Chego em casa exausta, sento no sofá com o café e começo a organizar mentalmente todos os problemas que preciso enfrentar agora: advogados, visitas, informações sobre a transferência. Mesmo cansada, não posso me permitir desmoronar. O Heitor confiou em mim, e agora eu tenho que manter tudo sob controle.
O apartamento parece maior do que nunca. Cada canto, cada sombra, parece me lembrar do vazio que ficou desde que soube da prisão do Heitor. Sento no sofá, o café frio ainda ao lado, e fico olhando para o nada. Não é apenas o medo pelo irmão, eu já conhecia o lado sombrio da vida que ele levava, sabia dos riscos.
Mas ainda assim, vê-lo atrás das grades corta algo dentro de mim. Uma mistura de raiva, culpa e impotência que eu não consigo colocar em palavras. Talvez eu devesse ter feito algo, mas ao contrário, fiz só usar o dinheiro que ele fez na vida do crime, o mesmo dinheiro que destruiu e destrói várias famílias.
Reviro a cabeça nos travesseiros, procurando algum conforto que não existe. Cada som fora do apartamento parece mais alto, cada carro que passa é um lembrete de que o mundo segue indiferente enquanto a minha vida, pelo menos neste momento, ficou em pausa.

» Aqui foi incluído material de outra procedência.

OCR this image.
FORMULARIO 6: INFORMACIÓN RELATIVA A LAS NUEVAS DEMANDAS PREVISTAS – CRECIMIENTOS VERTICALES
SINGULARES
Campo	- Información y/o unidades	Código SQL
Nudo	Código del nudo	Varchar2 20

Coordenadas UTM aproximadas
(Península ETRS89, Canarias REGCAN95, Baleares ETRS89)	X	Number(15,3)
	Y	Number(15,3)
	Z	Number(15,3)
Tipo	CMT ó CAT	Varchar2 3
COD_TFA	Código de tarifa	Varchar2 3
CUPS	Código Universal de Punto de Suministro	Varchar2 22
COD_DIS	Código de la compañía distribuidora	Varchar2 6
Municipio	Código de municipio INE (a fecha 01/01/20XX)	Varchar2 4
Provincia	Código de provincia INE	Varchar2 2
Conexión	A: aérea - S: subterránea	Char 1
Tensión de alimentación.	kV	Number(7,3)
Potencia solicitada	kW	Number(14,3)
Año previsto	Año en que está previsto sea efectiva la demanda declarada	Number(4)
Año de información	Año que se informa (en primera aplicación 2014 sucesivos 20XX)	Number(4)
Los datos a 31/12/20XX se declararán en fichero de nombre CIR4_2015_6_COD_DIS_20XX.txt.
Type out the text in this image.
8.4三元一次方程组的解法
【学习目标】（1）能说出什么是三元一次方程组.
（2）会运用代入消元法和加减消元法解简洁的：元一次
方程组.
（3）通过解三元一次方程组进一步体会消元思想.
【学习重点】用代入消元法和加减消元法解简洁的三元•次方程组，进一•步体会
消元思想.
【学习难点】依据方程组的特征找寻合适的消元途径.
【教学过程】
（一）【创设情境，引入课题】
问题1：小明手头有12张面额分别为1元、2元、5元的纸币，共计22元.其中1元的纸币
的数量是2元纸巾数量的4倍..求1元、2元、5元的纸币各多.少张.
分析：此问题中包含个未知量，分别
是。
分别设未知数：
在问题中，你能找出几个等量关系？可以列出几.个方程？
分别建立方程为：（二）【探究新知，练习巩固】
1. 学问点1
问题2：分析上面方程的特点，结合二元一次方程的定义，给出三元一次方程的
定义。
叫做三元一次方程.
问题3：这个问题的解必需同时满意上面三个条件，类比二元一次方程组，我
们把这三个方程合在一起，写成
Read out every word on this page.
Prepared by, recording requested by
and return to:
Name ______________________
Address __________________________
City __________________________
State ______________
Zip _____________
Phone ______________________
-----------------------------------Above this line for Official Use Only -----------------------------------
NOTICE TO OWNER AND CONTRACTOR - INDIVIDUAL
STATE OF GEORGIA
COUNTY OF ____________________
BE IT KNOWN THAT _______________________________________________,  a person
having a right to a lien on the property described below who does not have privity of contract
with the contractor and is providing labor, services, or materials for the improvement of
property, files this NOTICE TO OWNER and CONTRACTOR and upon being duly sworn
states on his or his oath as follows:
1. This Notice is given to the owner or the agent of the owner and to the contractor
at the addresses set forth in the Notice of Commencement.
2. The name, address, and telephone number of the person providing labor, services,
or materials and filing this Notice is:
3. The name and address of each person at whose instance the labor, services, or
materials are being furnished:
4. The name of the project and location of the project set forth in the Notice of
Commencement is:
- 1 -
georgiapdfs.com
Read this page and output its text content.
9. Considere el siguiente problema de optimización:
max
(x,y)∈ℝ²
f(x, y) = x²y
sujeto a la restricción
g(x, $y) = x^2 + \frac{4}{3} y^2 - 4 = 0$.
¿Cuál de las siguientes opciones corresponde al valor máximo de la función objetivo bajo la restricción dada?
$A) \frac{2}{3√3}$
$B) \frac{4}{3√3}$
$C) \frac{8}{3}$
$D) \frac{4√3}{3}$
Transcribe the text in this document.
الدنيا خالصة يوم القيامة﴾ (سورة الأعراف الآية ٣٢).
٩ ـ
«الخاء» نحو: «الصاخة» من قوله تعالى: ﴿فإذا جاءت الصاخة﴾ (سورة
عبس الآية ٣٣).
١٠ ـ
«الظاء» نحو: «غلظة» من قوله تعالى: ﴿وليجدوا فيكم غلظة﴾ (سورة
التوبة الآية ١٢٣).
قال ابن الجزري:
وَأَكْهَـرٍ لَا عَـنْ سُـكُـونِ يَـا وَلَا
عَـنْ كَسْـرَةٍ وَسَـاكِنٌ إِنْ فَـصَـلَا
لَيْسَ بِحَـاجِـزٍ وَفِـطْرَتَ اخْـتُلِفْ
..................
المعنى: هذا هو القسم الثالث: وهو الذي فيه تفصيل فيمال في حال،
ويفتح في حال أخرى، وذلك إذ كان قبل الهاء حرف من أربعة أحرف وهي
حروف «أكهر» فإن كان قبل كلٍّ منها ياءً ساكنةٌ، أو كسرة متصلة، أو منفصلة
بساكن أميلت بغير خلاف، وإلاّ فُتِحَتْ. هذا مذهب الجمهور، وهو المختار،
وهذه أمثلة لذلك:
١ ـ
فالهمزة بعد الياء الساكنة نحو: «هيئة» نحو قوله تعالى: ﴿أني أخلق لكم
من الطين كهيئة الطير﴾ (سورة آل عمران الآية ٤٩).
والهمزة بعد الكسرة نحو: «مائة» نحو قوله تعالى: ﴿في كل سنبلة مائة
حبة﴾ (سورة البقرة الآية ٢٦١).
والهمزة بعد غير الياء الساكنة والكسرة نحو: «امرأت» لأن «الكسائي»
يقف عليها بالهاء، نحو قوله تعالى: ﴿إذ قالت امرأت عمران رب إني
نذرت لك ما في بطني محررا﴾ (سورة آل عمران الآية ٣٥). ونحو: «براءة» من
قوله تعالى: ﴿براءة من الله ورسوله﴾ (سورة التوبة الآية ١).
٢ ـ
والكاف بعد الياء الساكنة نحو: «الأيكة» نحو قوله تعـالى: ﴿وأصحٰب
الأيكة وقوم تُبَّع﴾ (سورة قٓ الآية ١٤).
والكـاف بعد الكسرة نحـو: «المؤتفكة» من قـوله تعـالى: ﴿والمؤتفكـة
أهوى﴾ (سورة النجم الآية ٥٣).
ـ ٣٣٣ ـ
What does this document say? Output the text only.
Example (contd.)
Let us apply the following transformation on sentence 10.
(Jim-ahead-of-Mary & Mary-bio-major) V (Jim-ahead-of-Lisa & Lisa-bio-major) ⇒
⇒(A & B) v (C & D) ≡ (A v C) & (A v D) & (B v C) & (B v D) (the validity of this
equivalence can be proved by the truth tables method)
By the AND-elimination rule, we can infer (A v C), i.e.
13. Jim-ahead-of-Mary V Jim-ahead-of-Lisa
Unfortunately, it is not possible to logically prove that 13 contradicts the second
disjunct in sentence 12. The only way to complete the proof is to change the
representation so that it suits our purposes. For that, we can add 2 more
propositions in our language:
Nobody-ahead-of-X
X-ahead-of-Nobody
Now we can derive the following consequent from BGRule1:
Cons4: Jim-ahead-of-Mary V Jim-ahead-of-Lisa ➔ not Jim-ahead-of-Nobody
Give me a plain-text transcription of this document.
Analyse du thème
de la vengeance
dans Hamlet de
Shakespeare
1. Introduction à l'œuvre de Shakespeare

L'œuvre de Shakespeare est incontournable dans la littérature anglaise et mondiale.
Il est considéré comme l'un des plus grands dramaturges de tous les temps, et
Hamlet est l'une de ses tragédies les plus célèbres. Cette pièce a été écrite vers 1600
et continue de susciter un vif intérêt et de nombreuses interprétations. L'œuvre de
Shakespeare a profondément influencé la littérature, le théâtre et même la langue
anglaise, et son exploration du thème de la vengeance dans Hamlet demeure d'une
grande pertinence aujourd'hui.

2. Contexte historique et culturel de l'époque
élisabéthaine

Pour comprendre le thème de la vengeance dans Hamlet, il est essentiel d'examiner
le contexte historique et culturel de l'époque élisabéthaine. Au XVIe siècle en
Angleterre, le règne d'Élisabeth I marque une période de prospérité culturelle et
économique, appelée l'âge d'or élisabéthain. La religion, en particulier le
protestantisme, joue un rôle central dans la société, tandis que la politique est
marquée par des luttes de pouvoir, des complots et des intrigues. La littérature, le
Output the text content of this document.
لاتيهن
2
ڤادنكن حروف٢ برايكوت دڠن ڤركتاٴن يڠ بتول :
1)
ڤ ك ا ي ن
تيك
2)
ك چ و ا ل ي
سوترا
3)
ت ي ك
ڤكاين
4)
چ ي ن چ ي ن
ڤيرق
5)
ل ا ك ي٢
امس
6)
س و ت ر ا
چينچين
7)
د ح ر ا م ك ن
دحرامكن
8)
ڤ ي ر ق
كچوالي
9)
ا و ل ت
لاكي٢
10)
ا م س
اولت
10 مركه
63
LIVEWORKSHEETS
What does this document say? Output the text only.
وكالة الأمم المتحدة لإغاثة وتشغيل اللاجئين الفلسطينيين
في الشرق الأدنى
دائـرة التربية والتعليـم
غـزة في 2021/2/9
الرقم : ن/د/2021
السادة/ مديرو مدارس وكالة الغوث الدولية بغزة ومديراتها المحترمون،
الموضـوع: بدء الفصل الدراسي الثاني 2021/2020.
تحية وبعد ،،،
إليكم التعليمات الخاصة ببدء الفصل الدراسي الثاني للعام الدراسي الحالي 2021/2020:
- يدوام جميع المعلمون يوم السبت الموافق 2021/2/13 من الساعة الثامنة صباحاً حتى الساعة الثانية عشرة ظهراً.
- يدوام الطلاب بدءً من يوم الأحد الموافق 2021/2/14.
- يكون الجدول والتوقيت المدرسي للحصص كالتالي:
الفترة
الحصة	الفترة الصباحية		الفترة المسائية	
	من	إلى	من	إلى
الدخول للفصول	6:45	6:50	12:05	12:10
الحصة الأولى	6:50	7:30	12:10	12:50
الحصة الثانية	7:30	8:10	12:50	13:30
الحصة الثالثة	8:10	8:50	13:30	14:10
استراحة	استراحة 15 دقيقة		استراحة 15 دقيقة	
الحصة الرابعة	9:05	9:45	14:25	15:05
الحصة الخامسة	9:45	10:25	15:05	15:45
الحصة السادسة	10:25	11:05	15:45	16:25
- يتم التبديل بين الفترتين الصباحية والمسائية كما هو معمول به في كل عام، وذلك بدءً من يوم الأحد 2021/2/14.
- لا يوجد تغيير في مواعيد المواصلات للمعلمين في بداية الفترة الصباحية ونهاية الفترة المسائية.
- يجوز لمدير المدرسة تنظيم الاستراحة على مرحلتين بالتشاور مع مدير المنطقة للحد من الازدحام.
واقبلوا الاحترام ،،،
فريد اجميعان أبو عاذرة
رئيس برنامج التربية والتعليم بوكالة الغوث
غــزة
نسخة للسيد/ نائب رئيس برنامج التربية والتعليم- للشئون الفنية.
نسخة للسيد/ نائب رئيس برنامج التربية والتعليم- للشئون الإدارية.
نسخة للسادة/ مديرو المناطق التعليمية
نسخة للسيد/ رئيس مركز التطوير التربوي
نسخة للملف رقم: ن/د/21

Levanto-me devagar, quase sem vontade, e caminho até o banheiro. Ligo o chuveiro e deixo a água correr, quente o suficiente para envolver o corpo e a mente, mas não quente o bastante para queimar a dor. A água bate nos ombros e escorre pelo cabelo, lavando mais do que a sujeira da academia ou o suor do treino, parece lavar um pouco da angústia, embora eu saiba que ela não vai embora tão facilmente.
Fico de pé, deixando a água deslizar pelo corpo, e respiro fundo. O vapor preenche o banheiro, tornando o ambiente íntimo e protetor. Por alguns minutos, consigo me permitir a fragilidade: lágrimas silenciosas descem pelo rosto, misturando-se com a água que cai. Não choro por medo do Heitor, não apenas, choro pelo mundo que ele escolheu viver e por saber que, de certa forma, eu nunca poderei protegê-lo completamente.
Nem mesmo quando eu me tornar completamente uma advogada.
Quando a água começa a esfriar, desligo o chuveiro e envolvo o corpo na toalha. O toque da toalha quente na pele molhada é reconfortante, mas a sensação de vazio ainda permanece. Passo um hidratante com cheiro suave e me visto com roupas confortáveis, shorts e camiseta larga, sentindo que cada movimento é pesado, como se carregasse o dia inteiro nos ombros.
Sento-me na beira da cama, olhando para a janela aberta, deixando a brisa da noite tocar o rosto. Respiro fundo mais uma vez, tentando encontrar um ponto de estabilidade. Por enquanto, a rotina mínima, tomar banho, vestir roupas confortáveis, organizar pensamentos é o que me mantém de pé.
A tristeza é forte, silenciosa, mas não me domina completamente. Ainda há uma parte de mim que sabe que, mesmo perdida, ainda posso agir, pensar, respirar.
O apartamento está silencioso. O mar lá fora continua com seu som constante e familiar. E, por alguns minutos, é só isso: eu, a água quente e o peso de uma vida que de repente ficou mais complicada, mas tudo bem… vou lidar com isso!